Line-by-line text diffs are ineffective for spatial data. Coordinate arrays shift even when geometries remain visually identical. A reliable diff requires comparing features by a stable identifier and evaluating geometric equality directly.

import geopandas as gpd
import shapely

def diff_spatial_versions(old_path: str, new_path: str) -> list[dict]:
    """
    Compares two normalized GeoJSON files and returns a list of changes.
    Requires a consistent 'id' column in both datasets.
    """
    old_gdf = gpd.read_file(old_path)
    new_gdf = gpd.read_file(new_path)

    old_ids = set(old_gdf["id"])
    new_ids = set(new_gdf["id"])

    changes = []

    # Track added and removed features
    for fid in (new_ids - old_ids):
        changes.append({"id": fid, "status": "added"})
    for fid in (old_ids - new_ids):
        changes.append({"id": fid, "status": "removed"})

    # Check modified geometries
    common_ids = old_ids & new_ids
    for fid in common_ids:
        old_geom = old_gdf.loc[old_gdf["id"] == fid, "geometry"].iloc[0]
        new_geom = new_gdf.loc[new_gdf["id"] == fid, "geometry"].iloc[0]
        if not shapely.equals(old_geom, new_geom):
            changes.append({"id": fid, "status": "modified"})

    return changes

# Example: print(diff_spatial_versions("v1/parcels.geojson", "v2/parcels.geojson"))
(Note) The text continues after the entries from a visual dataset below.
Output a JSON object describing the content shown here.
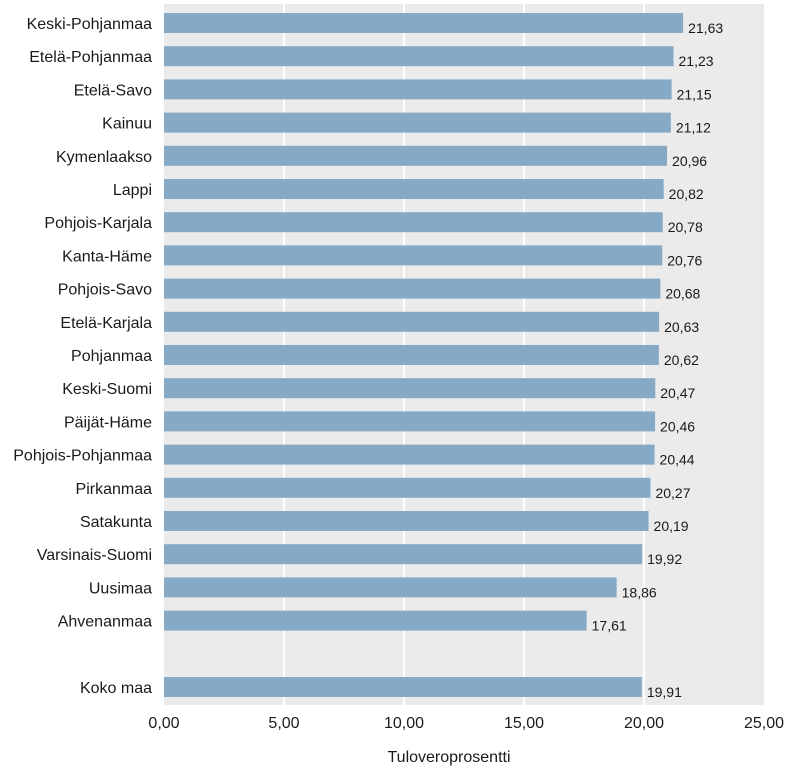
{
  "chart_data": {
    "type": "bar",
    "orientation": "horizontal",
    "categories": [
      "Keski-Pohjanmaa",
      "Etelä-Pohjanmaa",
      "Etelä-Savo",
      "Kainuu",
      "Kymenlaakso",
      "Lappi",
      "Pohjois-Karjala",
      "Kanta-Häme",
      "Pohjois-Savo",
      "Etelä-Karjala",
      "Pohjanmaa",
      "Keski-Suomi",
      "Päijät-Häme",
      "Pohjois-Pohjanmaa",
      "Pirkanmaa",
      "Satakunta",
      "Varsinais-Suomi",
      "Uusimaa",
      "Ahvenanmaa",
      "Koko maa"
    ],
    "values": [
      21.63,
      21.23,
      21.15,
      21.12,
      20.96,
      20.82,
      20.78,
      20.76,
      20.68,
      20.63,
      20.62,
      20.47,
      20.46,
      20.44,
      20.27,
      20.19,
      19.92,
      18.86,
      17.61,
      19.91
    ],
    "value_labels": [
      "21,63",
      "21,23",
      "21,15",
      "21,12",
      "20,96",
      "20,82",
      "20,78",
      "20,76",
      "20,68",
      "20,63",
      "20,62",
      "20,47",
      "20,46",
      "20,44",
      "20,27",
      "20,19",
      "19,92",
      "18,86",
      "17,61",
      "19,91"
    ],
    "xlim": [
      0,
      25
    ],
    "xticks": [
      0,
      5,
      10,
      15,
      20,
      25
    ],
    "xtick_labels": [
      "0,00",
      "5,00",
      "10,00",
      "15,00",
      "20,00",
      "25,00"
    ],
    "xlabel": "Tuloveroprosentti",
    "ylabel": "",
    "title": "",
    "grid": "vertical",
    "colors": {
      "bar": "#86a9c6",
      "background": "#ebebeb",
      "grid": "#ffffff"
    }
  }
}
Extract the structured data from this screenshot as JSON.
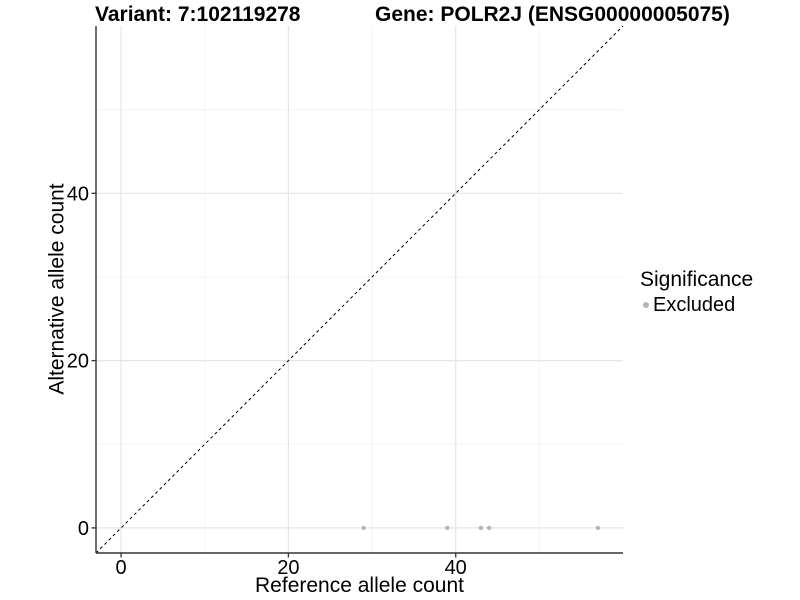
{
  "chart_data": {
    "type": "scatter",
    "title_left": "Variant: 7:102119278",
    "title_right": "Gene: POLR2J (ENSG00000005075)",
    "xlabel": "Reference allele count",
    "ylabel": "Alternative allele count",
    "xlim": [
      -3,
      60
    ],
    "ylim": [
      -3,
      60
    ],
    "x_major_ticks": [
      0,
      20,
      40
    ],
    "y_major_ticks": [
      0,
      20,
      40
    ],
    "x_minor_ticks": [
      10,
      30,
      50
    ],
    "y_minor_ticks": [
      10,
      30,
      50
    ],
    "grid": true,
    "reference_line": {
      "style": "dashed",
      "from": [
        -3,
        -3
      ],
      "to": [
        60,
        60
      ],
      "color": "#000000",
      "meaning": "identity line y = x"
    },
    "series": [
      {
        "name": "Excluded",
        "color": "#b5b5b5",
        "points": [
          {
            "x": 29,
            "y": 0
          },
          {
            "x": 39,
            "y": 0
          },
          {
            "x": 43,
            "y": 0
          },
          {
            "x": 44,
            "y": 0
          },
          {
            "x": 57,
            "y": 0
          }
        ]
      }
    ],
    "legend": {
      "position": "right",
      "title": "Significance",
      "entries": [
        {
          "label": "Excluded",
          "color": "#b5b5b5"
        }
      ]
    }
  },
  "colors": {
    "background": "#ffffff",
    "grid_major": "#e5e5e5",
    "grid_minor": "#f0f0f0",
    "axis_line": "#333333",
    "tick_text": "#000000",
    "point": "#b5b5b5",
    "reference_line": "#000000"
  }
}
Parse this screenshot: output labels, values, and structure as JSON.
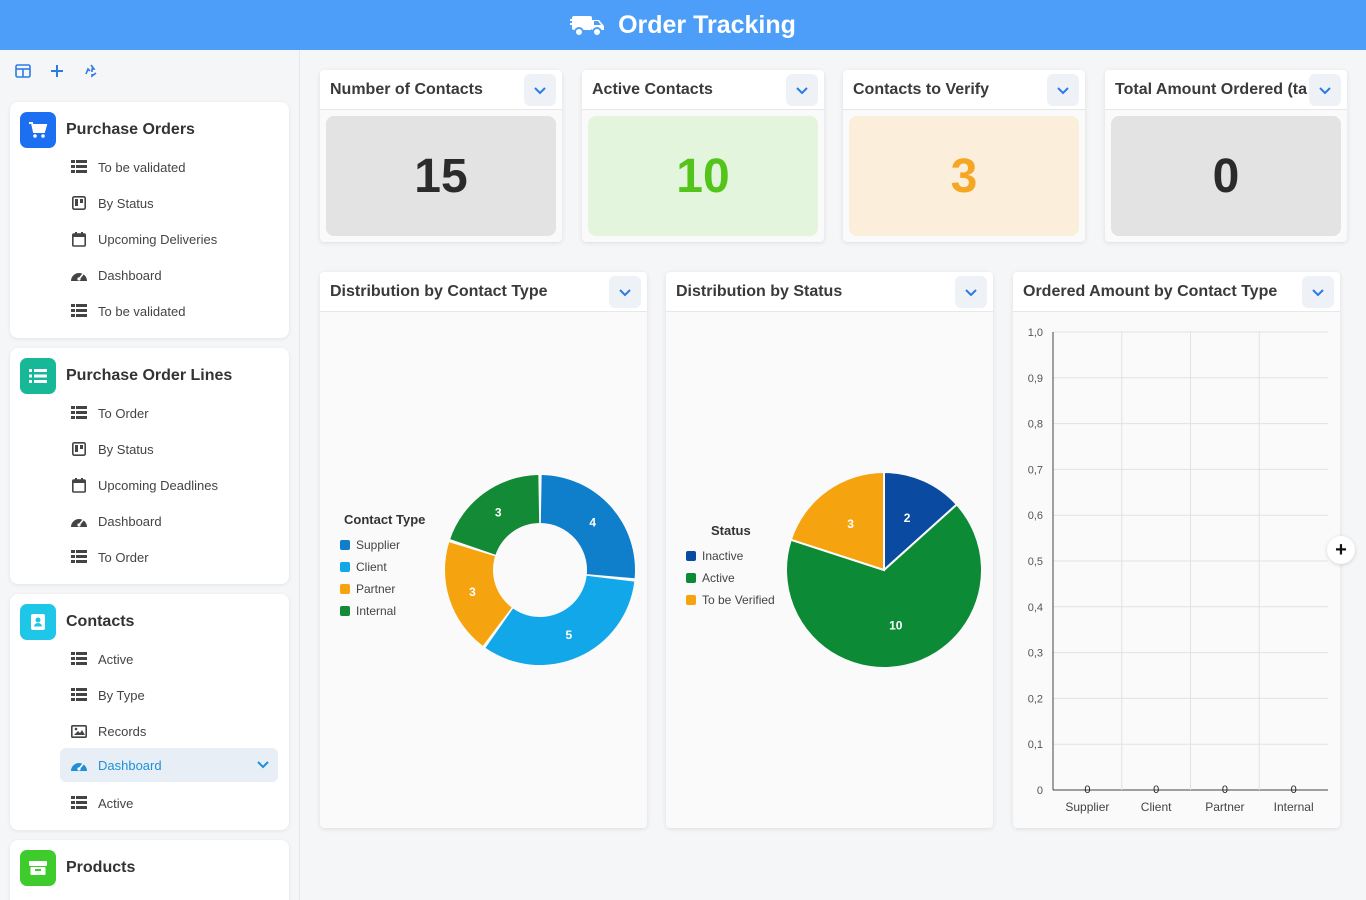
{
  "app": {
    "title": "Order Tracking"
  },
  "sidebar": {
    "tools": [
      {
        "icon": "layout-icon"
      },
      {
        "icon": "plus-icon"
      },
      {
        "icon": "recycle-icon"
      }
    ],
    "groups": [
      {
        "title": "Purchase Orders",
        "icon": "cart-icon",
        "color": "#1d6ff2",
        "items": [
          {
            "label": "To be validated",
            "icon": "list-icon"
          },
          {
            "label": "By Status",
            "icon": "kanban-icon"
          },
          {
            "label": "Upcoming Deliveries",
            "icon": "calendar-icon"
          },
          {
            "label": "Dashboard",
            "icon": "dashboard-icon"
          },
          {
            "label": "To be validated",
            "icon": "list-icon"
          }
        ]
      },
      {
        "title": "Purchase Order Lines",
        "icon": "list-lines-icon",
        "color": "#17b897",
        "items": [
          {
            "label": "To Order",
            "icon": "list-icon"
          },
          {
            "label": "By Status",
            "icon": "kanban-icon"
          },
          {
            "label": "Upcoming Deadlines",
            "icon": "calendar-icon"
          },
          {
            "label": "Dashboard",
            "icon": "dashboard-icon"
          },
          {
            "label": "To Order",
            "icon": "list-icon"
          }
        ]
      },
      {
        "title": "Contacts",
        "icon": "contact-book-icon",
        "color": "#1ec6e8",
        "items": [
          {
            "label": "Active",
            "icon": "list-icon"
          },
          {
            "label": "By Type",
            "icon": "list-icon"
          },
          {
            "label": "Records",
            "icon": "image-icon"
          },
          {
            "label": "Dashboard",
            "icon": "dashboard-icon",
            "active": true
          },
          {
            "label": "Active",
            "icon": "list-icon"
          }
        ]
      },
      {
        "title": "Products",
        "icon": "box-icon",
        "color": "#3ecb2c",
        "items": []
      }
    ]
  },
  "kpis": [
    {
      "title": "Number of Contacts",
      "value": "15",
      "bg": "#e3e3e3",
      "fg": "#2b2b2b"
    },
    {
      "title": "Active Contacts",
      "value": "10",
      "bg": "#e3f5dc",
      "fg": "#52c41a"
    },
    {
      "title": "Contacts to Verify",
      "value": "3",
      "bg": "#fbefdc",
      "fg": "#f5a623"
    },
    {
      "title": "Total Amount Ordered (ta",
      "value": "0",
      "bg": "#e3e3e3",
      "fg": "#2b2b2b"
    }
  ],
  "charts": {
    "contact_type": {
      "title": "Distribution by Contact Type",
      "legend_title": "Contact Type"
    },
    "status": {
      "title": "Distribution by Status",
      "legend_title": "Status"
    },
    "ordered_amount": {
      "title": "Ordered Amount by Contact Type"
    }
  },
  "chart_data": [
    {
      "type": "pie",
      "title": "Distribution by Contact Type",
      "variant": "donut",
      "legend_title": "Contact Type",
      "categories": [
        "Supplier",
        "Client",
        "Partner",
        "Internal"
      ],
      "values": [
        4,
        5,
        3,
        3
      ],
      "colors": [
        "#0f7fcc",
        "#11a7e8",
        "#f5a40f",
        "#138a36"
      ],
      "legend": "left"
    },
    {
      "type": "pie",
      "title": "Distribution by Status",
      "legend_title": "Status",
      "categories": [
        "Inactive",
        "Active",
        "To be Verified"
      ],
      "values": [
        2,
        10,
        3
      ],
      "colors": [
        "#0a4aa0",
        "#0c8a36",
        "#f5a40f"
      ],
      "legend": "left"
    },
    {
      "type": "bar",
      "title": "Ordered Amount by Contact Type",
      "categories": [
        "Supplier",
        "Client",
        "Partner",
        "Internal"
      ],
      "values": [
        0,
        0,
        0,
        0
      ],
      "ylim": [
        0,
        1.0
      ],
      "yticks": [
        "0",
        "0,1",
        "0,2",
        "0,3",
        "0,4",
        "0,5",
        "0,6",
        "0,7",
        "0,8",
        "0,9",
        "1,0"
      ],
      "grid": true
    }
  ]
}
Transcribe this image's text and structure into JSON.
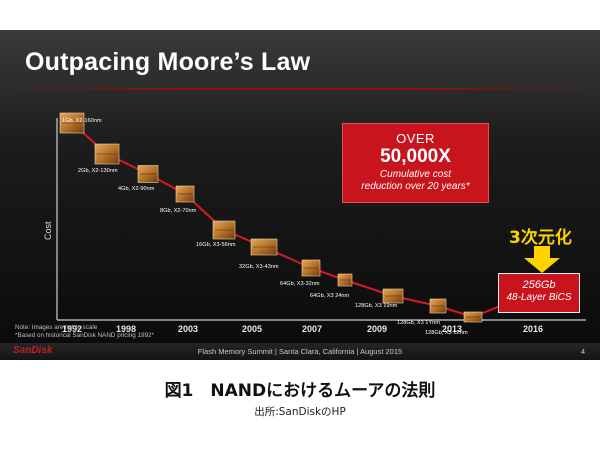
{
  "slide": {
    "title": "Outpacing Moore’s Law",
    "callout": {
      "line1": "OVER",
      "line2": "50,000X",
      "line3": "Cumulative cost",
      "line4": "reduction over 20 years*"
    },
    "highlight_label": "3次元化",
    "bics": {
      "line1": "256Gb",
      "line2": "48-Layer BiCS"
    },
    "note1": "Note: Images are not to scale",
    "note2": "*Based on historical SanDisk NAND pricing 1992*",
    "logo": "SanDisk",
    "footer": "Flash Memory Summit | Santa Clara, California | August 2015",
    "page_number": "4"
  },
  "chart_data": {
    "type": "line",
    "ylabel": "Cost",
    "x_ticks": [
      "1992",
      "1998",
      "2003",
      "2005",
      "2007",
      "2009",
      "2013",
      "2016"
    ],
    "points": [
      {
        "label": "1Gb, X2-160nm"
      },
      {
        "label": "2Gb, X2-130nm"
      },
      {
        "label": "4Gb, X2-90nm"
      },
      {
        "label": "8Gb, X2-70nm"
      },
      {
        "label": "16Gb, X3-56nm"
      },
      {
        "label": "32Gb, X3-43nm"
      },
      {
        "label": "64Gb, X3-32nm"
      },
      {
        "label": "64Gb, X3 24nm"
      },
      {
        "label": "128Gb, X3 19nm"
      },
      {
        "label": "128Gb, X3 1Ynm"
      },
      {
        "label": "128Gb, X3 1Znm"
      }
    ],
    "colors": {
      "line": "#d41b22",
      "chip": "#b8742a",
      "axis": "#cfcfcf"
    }
  },
  "caption": "図1　NANDにおけるムーアの法則",
  "source": "出所:SanDiskのHP"
}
This approach bypasses coordinate array noise and reports only meaningful structural changes. Understanding these versioning mechanics is a core component of mastering Fundamentals of Python GIS, particularly when automating data validation or deployment workflows.

Debugging and Fast Resolution Checklist

Symptom Root Cause Resolution
git diff shows entire file changed Floating-point drift or unsorted rows Re-run prepare_for_git() with consistent precision and verify sort_values() uses stable columns.
shapely.set_precision error Outdated Shapely version Upgrade: pip install --upgrade shapely>=2.0.0
GeoJSON fails to parse in Git Mixed line endings (CRLF/LF) Add *.geojson eol=lf to .gitattributes and run git add --renormalize .
Diff reports false modifications Missing or inconsistent id column Ensure both datasets share a primary key before running diff_spatial_versions().
Repository size spikes after commit Large geometries tracked natively Move *.geojson to Git LFS: git lfs track "*.geojson" then recommit.

For persistent coordinate validation issues, cross-reference your output with the official GeoJSON Specification to ensure RFC 7946 compliance before merging into shared branches.